Bien des infirmités physiques et psychiques ont été décrites par les médecins. Mais le point de vue de l'infirme lui-même n'a été qu'occasionnellement envisagé. Les observations, les enquêtes faisant à peu près complètement défaut, ce sont les cadres généraux du problème qu'il faut indiquer ici.

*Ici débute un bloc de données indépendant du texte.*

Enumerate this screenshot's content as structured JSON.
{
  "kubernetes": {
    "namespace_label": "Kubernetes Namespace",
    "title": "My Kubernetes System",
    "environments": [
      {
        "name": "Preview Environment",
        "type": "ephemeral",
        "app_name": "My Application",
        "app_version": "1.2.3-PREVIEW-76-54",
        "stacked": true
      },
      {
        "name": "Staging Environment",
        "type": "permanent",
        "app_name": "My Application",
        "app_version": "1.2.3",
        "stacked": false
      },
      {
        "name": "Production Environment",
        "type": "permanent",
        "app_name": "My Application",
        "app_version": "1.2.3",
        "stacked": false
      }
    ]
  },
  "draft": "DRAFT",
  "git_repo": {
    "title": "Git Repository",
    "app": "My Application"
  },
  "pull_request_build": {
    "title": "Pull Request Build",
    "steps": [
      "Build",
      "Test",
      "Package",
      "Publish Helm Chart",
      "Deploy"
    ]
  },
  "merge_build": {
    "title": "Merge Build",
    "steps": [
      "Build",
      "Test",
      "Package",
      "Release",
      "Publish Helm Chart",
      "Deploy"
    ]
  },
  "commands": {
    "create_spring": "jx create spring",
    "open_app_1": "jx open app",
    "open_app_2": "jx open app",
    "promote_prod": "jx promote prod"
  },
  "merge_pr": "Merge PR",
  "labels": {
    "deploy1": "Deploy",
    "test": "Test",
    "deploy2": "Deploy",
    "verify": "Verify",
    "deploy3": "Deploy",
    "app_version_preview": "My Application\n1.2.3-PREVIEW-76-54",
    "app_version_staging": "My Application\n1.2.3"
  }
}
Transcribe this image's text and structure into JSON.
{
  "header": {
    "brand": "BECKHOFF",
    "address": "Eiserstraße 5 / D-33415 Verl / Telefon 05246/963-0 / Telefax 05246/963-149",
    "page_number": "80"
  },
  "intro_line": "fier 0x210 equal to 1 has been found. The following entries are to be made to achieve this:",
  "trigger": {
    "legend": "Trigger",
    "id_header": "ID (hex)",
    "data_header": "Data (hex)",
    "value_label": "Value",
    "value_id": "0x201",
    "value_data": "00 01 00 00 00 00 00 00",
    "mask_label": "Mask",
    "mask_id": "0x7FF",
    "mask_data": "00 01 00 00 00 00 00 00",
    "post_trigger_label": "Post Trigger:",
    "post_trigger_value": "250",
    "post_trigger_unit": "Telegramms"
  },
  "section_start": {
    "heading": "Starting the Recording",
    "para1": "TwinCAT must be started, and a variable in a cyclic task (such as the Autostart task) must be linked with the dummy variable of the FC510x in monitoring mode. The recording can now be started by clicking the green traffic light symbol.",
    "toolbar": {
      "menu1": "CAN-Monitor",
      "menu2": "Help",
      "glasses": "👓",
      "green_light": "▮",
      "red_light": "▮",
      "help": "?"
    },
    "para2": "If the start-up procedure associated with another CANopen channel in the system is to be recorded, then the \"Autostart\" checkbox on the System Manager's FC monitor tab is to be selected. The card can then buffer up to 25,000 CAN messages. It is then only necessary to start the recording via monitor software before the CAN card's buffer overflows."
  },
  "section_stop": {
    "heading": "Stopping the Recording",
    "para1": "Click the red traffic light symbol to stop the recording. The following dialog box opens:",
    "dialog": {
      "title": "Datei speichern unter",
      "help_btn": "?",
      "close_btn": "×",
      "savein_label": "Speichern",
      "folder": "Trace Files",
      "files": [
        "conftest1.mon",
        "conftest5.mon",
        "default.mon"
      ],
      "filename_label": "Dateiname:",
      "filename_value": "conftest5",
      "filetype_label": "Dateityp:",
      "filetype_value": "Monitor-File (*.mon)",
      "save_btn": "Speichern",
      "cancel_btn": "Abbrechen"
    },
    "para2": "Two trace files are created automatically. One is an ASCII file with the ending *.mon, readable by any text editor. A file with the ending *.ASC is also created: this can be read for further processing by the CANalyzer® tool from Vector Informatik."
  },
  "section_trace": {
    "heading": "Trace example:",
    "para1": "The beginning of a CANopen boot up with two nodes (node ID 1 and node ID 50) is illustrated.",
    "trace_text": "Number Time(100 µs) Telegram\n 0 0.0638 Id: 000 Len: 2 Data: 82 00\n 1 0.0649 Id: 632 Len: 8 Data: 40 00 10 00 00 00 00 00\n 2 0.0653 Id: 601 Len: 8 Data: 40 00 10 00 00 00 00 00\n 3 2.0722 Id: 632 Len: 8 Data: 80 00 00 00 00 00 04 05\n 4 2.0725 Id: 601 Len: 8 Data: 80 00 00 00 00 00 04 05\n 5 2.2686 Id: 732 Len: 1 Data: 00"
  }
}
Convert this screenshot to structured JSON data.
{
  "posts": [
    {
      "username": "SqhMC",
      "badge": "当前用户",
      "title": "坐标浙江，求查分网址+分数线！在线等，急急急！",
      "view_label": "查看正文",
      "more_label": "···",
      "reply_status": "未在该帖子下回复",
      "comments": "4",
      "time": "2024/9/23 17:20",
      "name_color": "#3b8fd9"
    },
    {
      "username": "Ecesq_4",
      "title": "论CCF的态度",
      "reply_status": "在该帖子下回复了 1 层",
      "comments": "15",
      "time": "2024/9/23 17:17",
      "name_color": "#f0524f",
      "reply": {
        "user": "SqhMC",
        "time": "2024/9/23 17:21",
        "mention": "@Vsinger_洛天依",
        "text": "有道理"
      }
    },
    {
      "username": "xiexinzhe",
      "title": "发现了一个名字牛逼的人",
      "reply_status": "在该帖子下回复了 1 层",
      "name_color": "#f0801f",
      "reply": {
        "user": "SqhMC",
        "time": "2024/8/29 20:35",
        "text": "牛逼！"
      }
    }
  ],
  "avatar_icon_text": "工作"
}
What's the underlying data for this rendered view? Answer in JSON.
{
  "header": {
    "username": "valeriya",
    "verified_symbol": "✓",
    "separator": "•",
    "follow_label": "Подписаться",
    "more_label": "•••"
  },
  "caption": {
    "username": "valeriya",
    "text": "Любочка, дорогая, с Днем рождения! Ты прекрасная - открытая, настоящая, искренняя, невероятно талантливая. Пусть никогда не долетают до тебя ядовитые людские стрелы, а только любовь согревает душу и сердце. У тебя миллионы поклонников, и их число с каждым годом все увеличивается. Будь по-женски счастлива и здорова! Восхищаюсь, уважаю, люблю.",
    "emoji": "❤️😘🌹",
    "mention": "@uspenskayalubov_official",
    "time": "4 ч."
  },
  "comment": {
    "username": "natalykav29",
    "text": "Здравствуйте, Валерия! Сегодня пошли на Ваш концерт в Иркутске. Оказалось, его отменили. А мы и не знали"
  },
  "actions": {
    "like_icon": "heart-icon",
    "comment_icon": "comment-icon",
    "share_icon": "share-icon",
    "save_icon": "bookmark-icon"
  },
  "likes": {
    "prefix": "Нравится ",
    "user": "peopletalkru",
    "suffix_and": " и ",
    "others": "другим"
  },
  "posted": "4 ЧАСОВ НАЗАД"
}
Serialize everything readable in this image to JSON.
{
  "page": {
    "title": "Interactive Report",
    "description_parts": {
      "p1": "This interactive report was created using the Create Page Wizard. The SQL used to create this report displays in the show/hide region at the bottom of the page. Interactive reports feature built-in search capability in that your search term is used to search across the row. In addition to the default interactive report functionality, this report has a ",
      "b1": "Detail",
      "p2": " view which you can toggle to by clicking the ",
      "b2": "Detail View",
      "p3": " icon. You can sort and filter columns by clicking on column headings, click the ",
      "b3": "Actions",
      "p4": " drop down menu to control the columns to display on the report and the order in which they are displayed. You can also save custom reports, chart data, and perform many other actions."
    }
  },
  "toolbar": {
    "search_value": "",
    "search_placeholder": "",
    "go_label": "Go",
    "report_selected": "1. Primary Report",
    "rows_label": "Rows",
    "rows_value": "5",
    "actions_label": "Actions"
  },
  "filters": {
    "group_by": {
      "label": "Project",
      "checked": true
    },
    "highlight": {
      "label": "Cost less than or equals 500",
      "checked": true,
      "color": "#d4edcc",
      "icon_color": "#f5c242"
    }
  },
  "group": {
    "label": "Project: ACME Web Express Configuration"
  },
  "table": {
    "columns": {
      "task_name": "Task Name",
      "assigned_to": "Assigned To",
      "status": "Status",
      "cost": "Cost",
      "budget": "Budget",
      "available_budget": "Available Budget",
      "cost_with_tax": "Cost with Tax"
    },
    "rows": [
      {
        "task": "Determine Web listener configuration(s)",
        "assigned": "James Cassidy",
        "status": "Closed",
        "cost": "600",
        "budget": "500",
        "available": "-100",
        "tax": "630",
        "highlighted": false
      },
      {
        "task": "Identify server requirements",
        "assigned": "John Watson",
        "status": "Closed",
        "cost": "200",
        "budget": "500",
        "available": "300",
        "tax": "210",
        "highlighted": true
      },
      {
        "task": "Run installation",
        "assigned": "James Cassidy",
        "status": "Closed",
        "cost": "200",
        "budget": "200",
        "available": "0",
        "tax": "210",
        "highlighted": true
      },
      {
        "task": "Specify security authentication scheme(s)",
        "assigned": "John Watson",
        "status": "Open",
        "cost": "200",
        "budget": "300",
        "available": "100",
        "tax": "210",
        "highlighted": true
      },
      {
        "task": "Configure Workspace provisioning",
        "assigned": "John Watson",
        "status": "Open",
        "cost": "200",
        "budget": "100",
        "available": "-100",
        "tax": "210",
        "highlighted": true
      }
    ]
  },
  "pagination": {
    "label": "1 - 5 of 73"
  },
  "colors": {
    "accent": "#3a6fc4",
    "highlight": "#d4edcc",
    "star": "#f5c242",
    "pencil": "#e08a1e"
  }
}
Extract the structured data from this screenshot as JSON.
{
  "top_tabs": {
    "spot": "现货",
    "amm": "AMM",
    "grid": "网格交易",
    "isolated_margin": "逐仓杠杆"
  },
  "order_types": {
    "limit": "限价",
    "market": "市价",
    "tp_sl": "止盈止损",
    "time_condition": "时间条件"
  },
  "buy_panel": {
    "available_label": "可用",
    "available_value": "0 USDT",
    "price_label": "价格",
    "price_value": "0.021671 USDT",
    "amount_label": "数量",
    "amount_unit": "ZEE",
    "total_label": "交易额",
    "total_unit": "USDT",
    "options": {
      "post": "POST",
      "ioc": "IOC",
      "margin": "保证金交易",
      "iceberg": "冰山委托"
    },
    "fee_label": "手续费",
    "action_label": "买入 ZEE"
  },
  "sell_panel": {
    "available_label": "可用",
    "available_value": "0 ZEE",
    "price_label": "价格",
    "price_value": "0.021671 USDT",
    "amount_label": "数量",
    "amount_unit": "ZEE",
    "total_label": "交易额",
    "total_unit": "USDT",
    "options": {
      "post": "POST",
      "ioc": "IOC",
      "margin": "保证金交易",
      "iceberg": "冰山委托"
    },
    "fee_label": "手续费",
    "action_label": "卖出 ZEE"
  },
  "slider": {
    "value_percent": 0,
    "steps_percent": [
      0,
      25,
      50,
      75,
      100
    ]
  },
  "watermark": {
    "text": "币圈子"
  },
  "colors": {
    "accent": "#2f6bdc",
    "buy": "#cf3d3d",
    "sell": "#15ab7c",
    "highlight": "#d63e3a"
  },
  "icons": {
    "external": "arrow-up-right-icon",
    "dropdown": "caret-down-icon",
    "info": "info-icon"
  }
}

Est infirme celui qu'une déficience grave et durable met dans la nécessité de compter avec l'assistance d'autrui. A cette situation il peut réagir de façon variable ou ne pas s'en rendre compte, ou l'adopter et l'exploiter, ou tenter de s'y soustraire en développant des activités de compensation. Selon qu'elle est de naissance ou acquise; qu'elle fixe l'infirme à son milieu d'origine (dont les dispositions peuvent être très diverses), ou qu'elle le réunit à d'autres dans des centres d'incurables; selon qu'elle est mentale ou instrumentale, l'infirmité peut exercer des influences et avoir des effets très divers.

Mentale, elle touche aux parties les plus centrales de la vie psychique. Dans l'idiotie, elle ne laisse subsister que des impressions végétatives, des impulsions affectives, des activités purement sensori-motrices et supprime toute possibilité d'adaptation aux circonstances, de conduite utile. Elle abolit aussi la conscience que le sujet pourrait avoir d'elle. A un degré beaucoup moindre de déficience intellectuelle, chez les débiles mentaux, elle l'abolit encore en oblitérant le sens critique. L'effet peut être soit une fatuité sans contrepoids, si certaines facilités d'imitation et d'assimilation donnent au sujet l'impression du succès, soit une humeur ombrageuse et hargneuse s'il souffre d'échecs, n'étant pas capable de les attribuer à sa propre insuffisance.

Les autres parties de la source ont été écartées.